Ich habe zahlreiche Such-Alerts auf Ebay Kleinanzeigen gespeichert, etwa „70er“, „80er“, oder auch „Brutalismus“, die ich regelmäßig durchforste. Und dann natürlich Flohmärkte. Sobald ich privat oder beruflich reise, versuche ich, einen Antiquitäten- oder Flohmarkt zu besuchen. Die Austernplatte auf dem Esstisch zum Beispiel habe ich in Südfrankreich gekauft, und all die kleinen Bialettis stammen zum Großteil von Märkten aus Italien.
Hier stehen auch einige maßgefertigte Stücke, etwa das Sofa oder das Regal.
Ich habe eine ziemlich genaue Vorstellung davon, wie ich Dinge haben möchte. Ich suche sehr lange nach bestimmten Objekten, um dann festzustellen, dass es sie so vielleicht gar nicht gibt. Dann fängt mein Gehirn an zu arbeiten, zu überlegen, wie ich es selber bauen kann.

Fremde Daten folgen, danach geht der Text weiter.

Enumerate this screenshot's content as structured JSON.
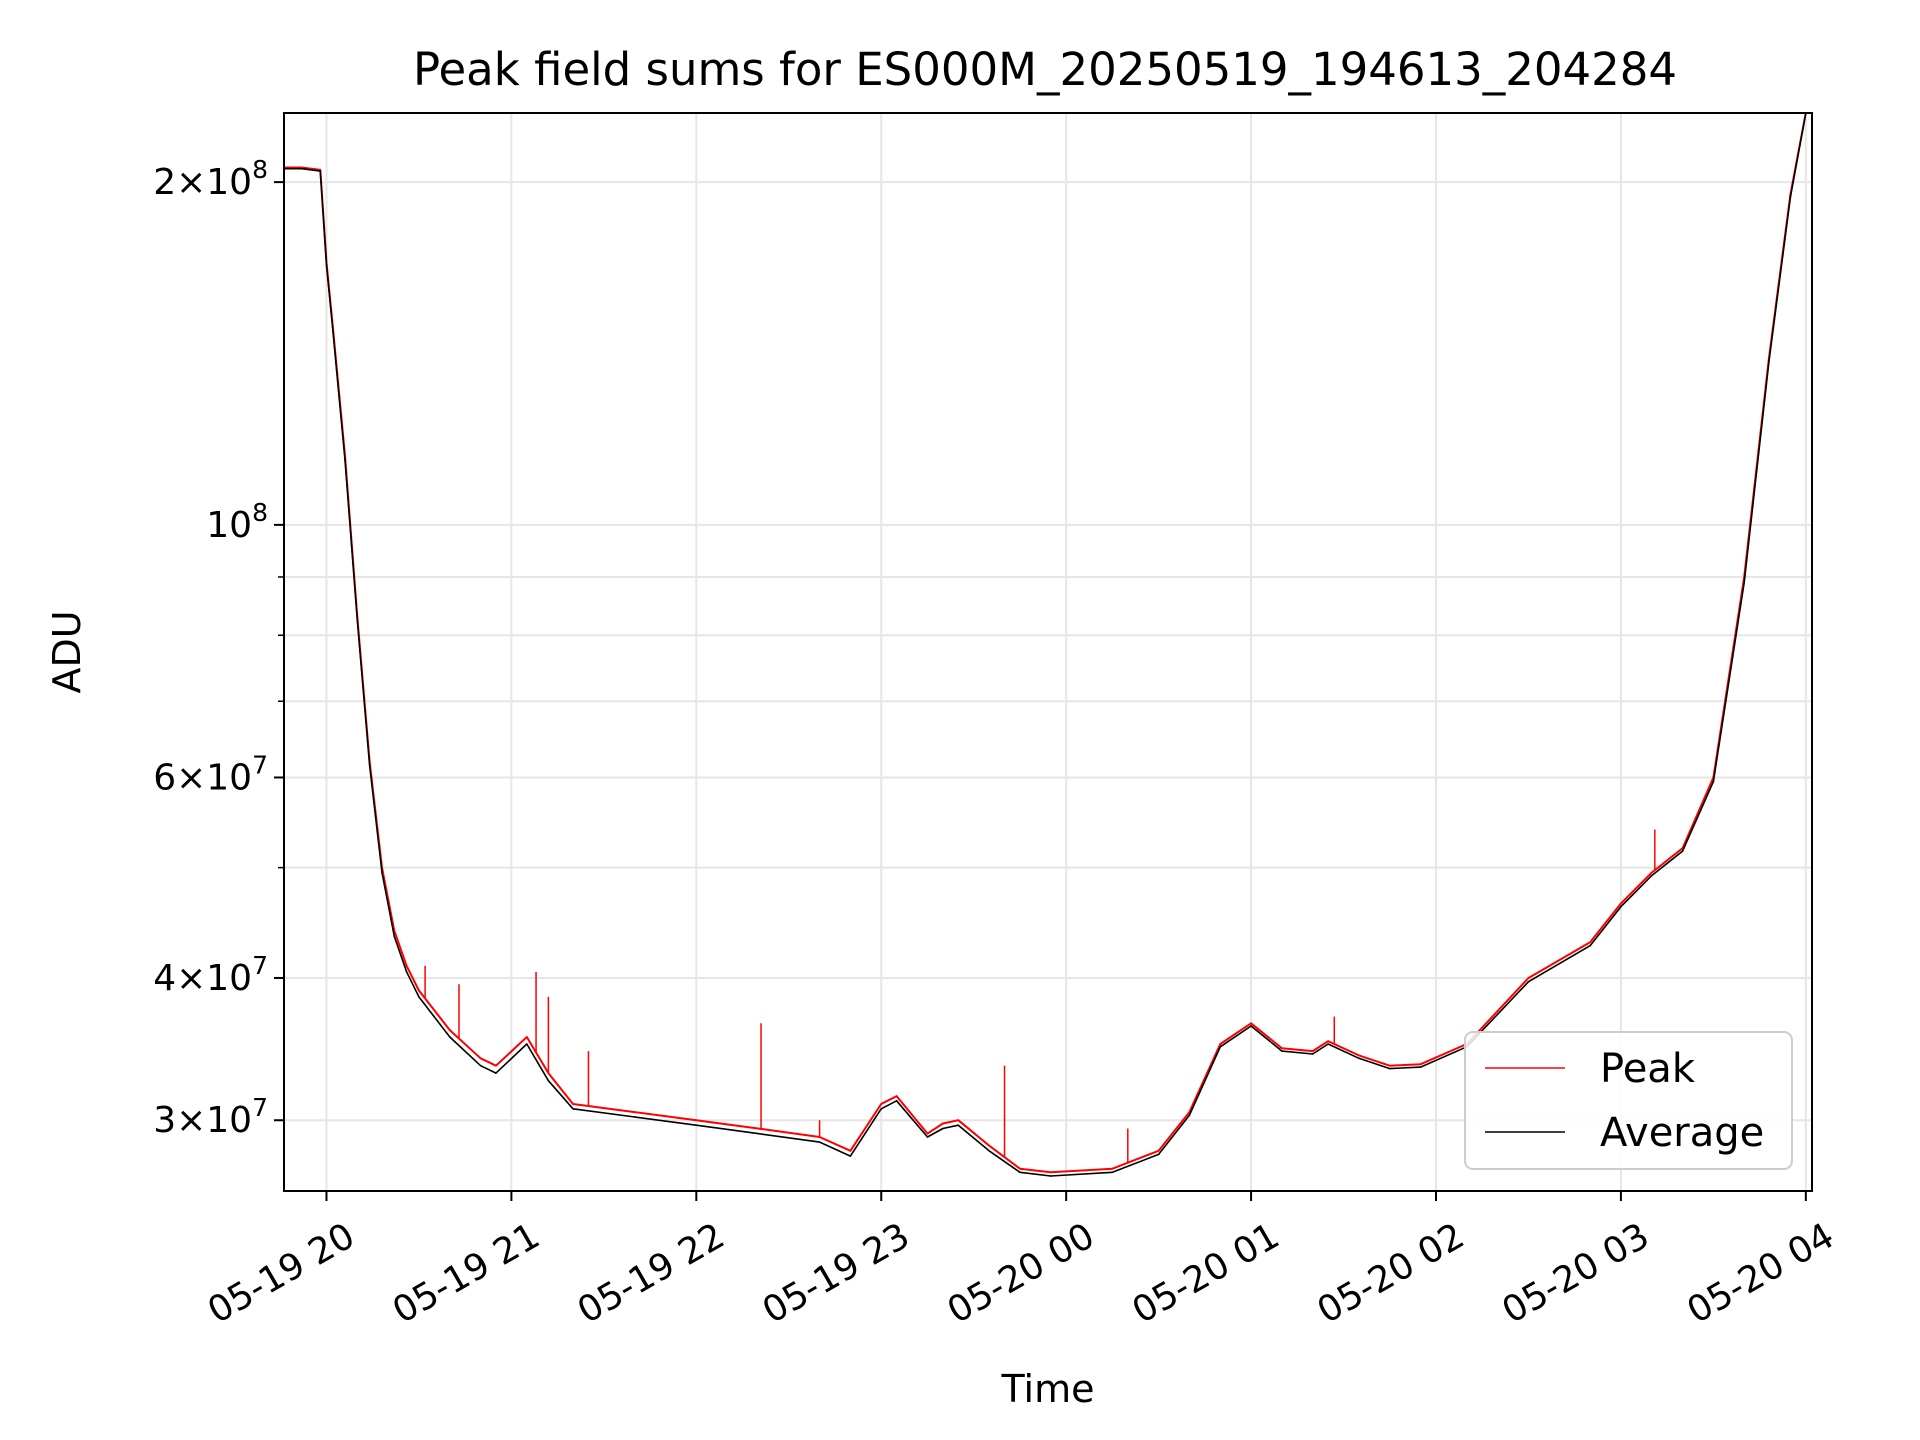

Bewusste Kontraste schaffen ein spannungsvolles Interior
Gestaltest du dein Zuhause nach einem ähnlichem Konzept wie deine Installationen?
Als Floral Designerin beschäftige ich mich mit räumlichen Gegebenheiten – mit Proportionen, Farben, Formen und Materialien. Ich beobachte, wie sie miteinander wirken, ob sie Spannung erzeugen oder sich ergänzen, ob sie sich in den Raum einfügen oder bewusst dagegenstellen. Irgendwann habe ich gemerkt, dass ich meine Wohnung mit der gleichen Haltung gestalte, nur langsamer als bei meinen floralen Arbeiten, die ja meist vergänglich sind – allein durch die Materialien. Zu Hause nehme ich mir mehr Zeit, lasse Dinge stehen, verschiebe sie wieder, beobachte. Es geht mir nicht darum, dass alles perfekt aufeinander abgestimmt ist. Ich mag Räume, die sich entwickeln. Die Charakter haben – auch Ecken und Kanten.
Räume, die von Gegensätzen leben?
Genau. Widersprüche interessieren mich einfach, vielleicht liegt das auch darin begründet, dass ich in Berlin groß geworden bin. Die Stadt ist ja ein einziger, ständiger Kontrast.
Erklärt das auch deine vielen farbigen Teppiche?
Ich habe keine Scheu vor Farben. Und ich mag den Gedanken, dass jeder Raum eine eigene Geschichte erzählen kann. Teppiche helfen mir dabei sehr. Sie schaffen Zonen, setzen Stimmungen und geben Möbeln eine Art Bühne, auf der sie sich unterhalten können – mit Spannungen, Pausen und Brüchen.
Blau, Grün … Hat die Farbwahl eine Bedeutung?
Grün, insbesondere dieses Limettengrün, ist meine Lieblingsfarbe. Schon als Kind habe ich mein Zimmer einmal rundum Grün gestrichen, inklusive Heizungsrohre. So gesehen begleitet die Farbe mich schon mein Leben lang, bis hin zu meiner jetzigen Arbeit. Ich trage sie auch total gerne. Es ist, als würde sie sich durch alle Lebensbereiche ziehen.